The Los Angeles Unified School District said Tuesday it has been notified that the U.S. Department of Education’s office for civil rights will investigate allegations that the district discriminates against black students who attend Jordan High School in Watts.
A complaint filed Feb. 17 on behalf of parents who live in the nearby Imperial Courts housing project in Watts alleges that the district and Jordan’s staff have failed to protect students from gang violence and have not provided an “academically sound” environment.
Letter to District
Jean Kresy-Poree, deputy regional director of the federal civil rights office, said in a letter to the district that it will determine within 90 days whether the district has violated provisions of the 1964 Civil Rights Act.
Leslie Dutton, president of the American Assn. of Women, a Santa Monica-based group that filed the complaint for the parents, said Tuesday she was pleased by the civil rights office’s decision to proceed with an investigation.

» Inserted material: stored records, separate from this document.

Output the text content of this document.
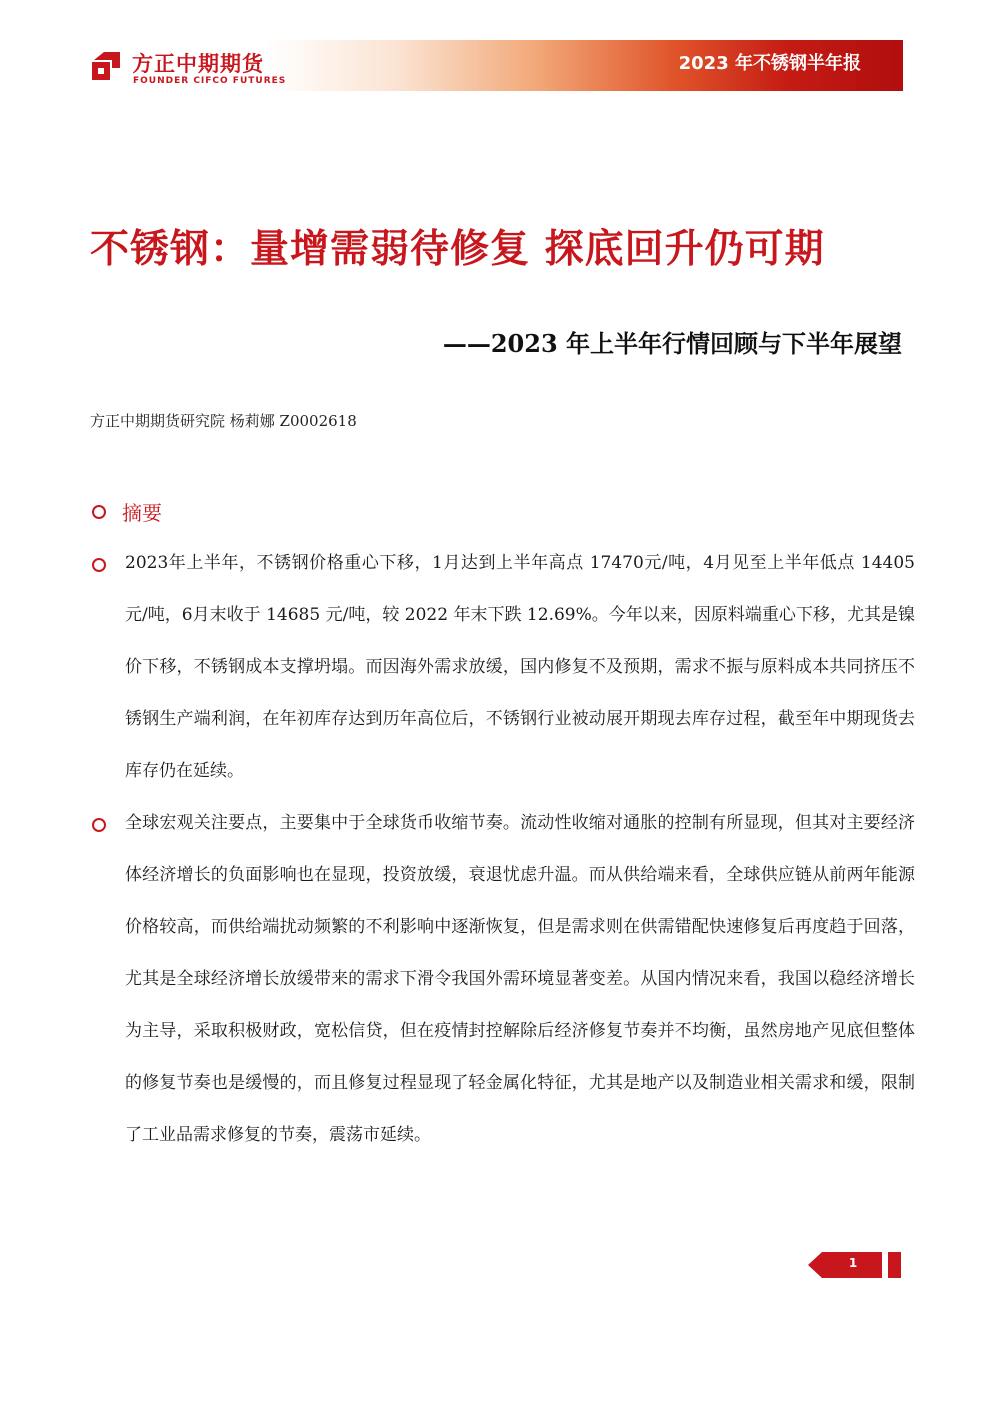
方正中期期货
FOUNDER CIFCO FUTURES
2023 年不锈钢半年报
不锈钢：量增需弱待修复 探底回升仍可期
——2023 年上半年行情回顾与下半年展望
方正中期期货研究院 杨莉娜 Z0002618
摘要
2023年上半年，不锈钢价格重心下移，1月达到上半年高点 17470元/吨，4月见至上半年低点 14405 元/吨，6月末收于 14685 元/吨，较 2022 年末下跌 12.69%。今年以来，因原料端重心下移，尤其是镍价下移，不锈钢成本支撑坍塌。而因海外需求放缓，国内修复不及预期，需求不振与原料成本共同挤压不锈钢生产端利润，在年初库存达到历年高位后，不锈钢行业被动展开期现去库存过程，截至年中期现货去库存仍在延续。
全球宏观关注要点，主要集中于全球货币收缩节奏。流动性收缩对通胀的控制有所显现，但其对主要经济体经济增长的负面影响也在显现，投资放缓，衰退忧虑升温。而从供给端来看，全球供应链从前两年能源价格较高，而供给端扰动频繁的不利影响中逐渐恢复，但是需求则在供需错配快速修复后再度趋于回落，尤其是全球经济增长放缓带来的需求下滑令我国外需环境显著变差。从国内情况来看，我国以稳经济增长为主导，采取积极财政，宽松信贷，但在疫情封控解除后经济修复节奏并不均衡，虽然房地产见底但整体的修复节奏也是缓慢的，而且修复过程显现了轻金属化特征，尤其是地产以及制造业相关需求和缓，限制了工业品需求修复的节奏，震荡市延续。
1
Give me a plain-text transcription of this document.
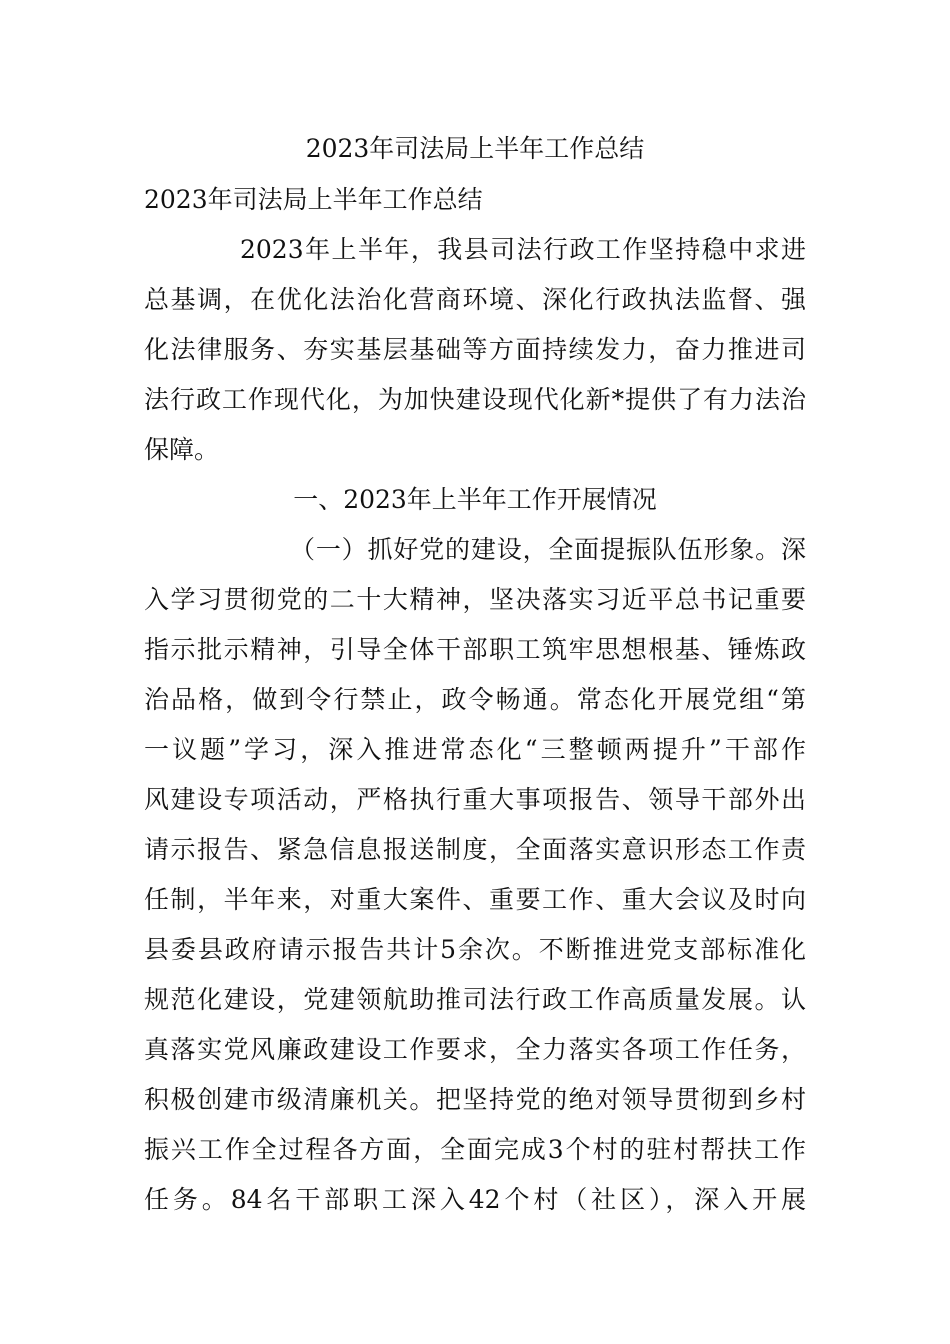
2023年司法局上半年工作总结
2023年司法局上半年工作总结
2023年上半年，我县司法行政工作坚持稳中求进
总基调，在优化法治化营商环境、深化行政执法监督、强
化法律服务、夯实基层基础等方面持续发力，奋力推进司
法行政工作现代化，为加快建设现代化新*提供了有力法治
保障。
一、2023年上半年工作开展情况
（一）抓好党的建设，全面提振队伍形象。深
入学习贯彻党的二十大精神，坚决落实习近平总书记重要
指示批示精神，引导全体干部职工筑牢思想根基、锤炼政
治品格，做到令行禁止，政令畅通。常态化开展党组“第
一议题”学习，深入推进常态化“三整顿两提升”干部作
风建设专项活动，严格执行重大事项报告、领导干部外出
请示报告、紧急信息报送制度，全面落实意识形态工作责
任制，半年来，对重大案件、重要工作、重大会议及时向
县委县政府请示报告共计5余次。不断推进党支部标准化
规范化建设，党建领航助推司法行政工作高质量发展。认
真落实党风廉政建设工作要求，全力落实各项工作任务，
积极创建市级清廉机关。把坚持党的绝对领导贯彻到乡村
振兴工作全过程各方面，全面完成3个村的驻村帮扶工作
任务。84名干部职工深入42个村（社区），深入开展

“We hope the very first thing they look into is the number of unreported crimes and irregular attendance reporting” at Jordan, Dutton said.
Parent representatives have said that the majority of the 100 high school-age students living at Imperial Courts have been absent from school for the last several months because of threats by gang members from another nearby housing project, Jordan Downs. Twenty-three students have requested transfers to schools they consider safer.
School district special counsel Richard K. Mason said Tuesday that the federal civil rights office will review a lawsuit filed by parents of Latino and Asian students against the district that makes allegations similar to those in the Jordan parents’ complaint.
In her letter to the district, Kresy-Poree said her office generally does not accept cases that cover issues involved in ongoing litigation.
Officials of the Department of Education’s regional office in San Francisco could not be reached Tuesday.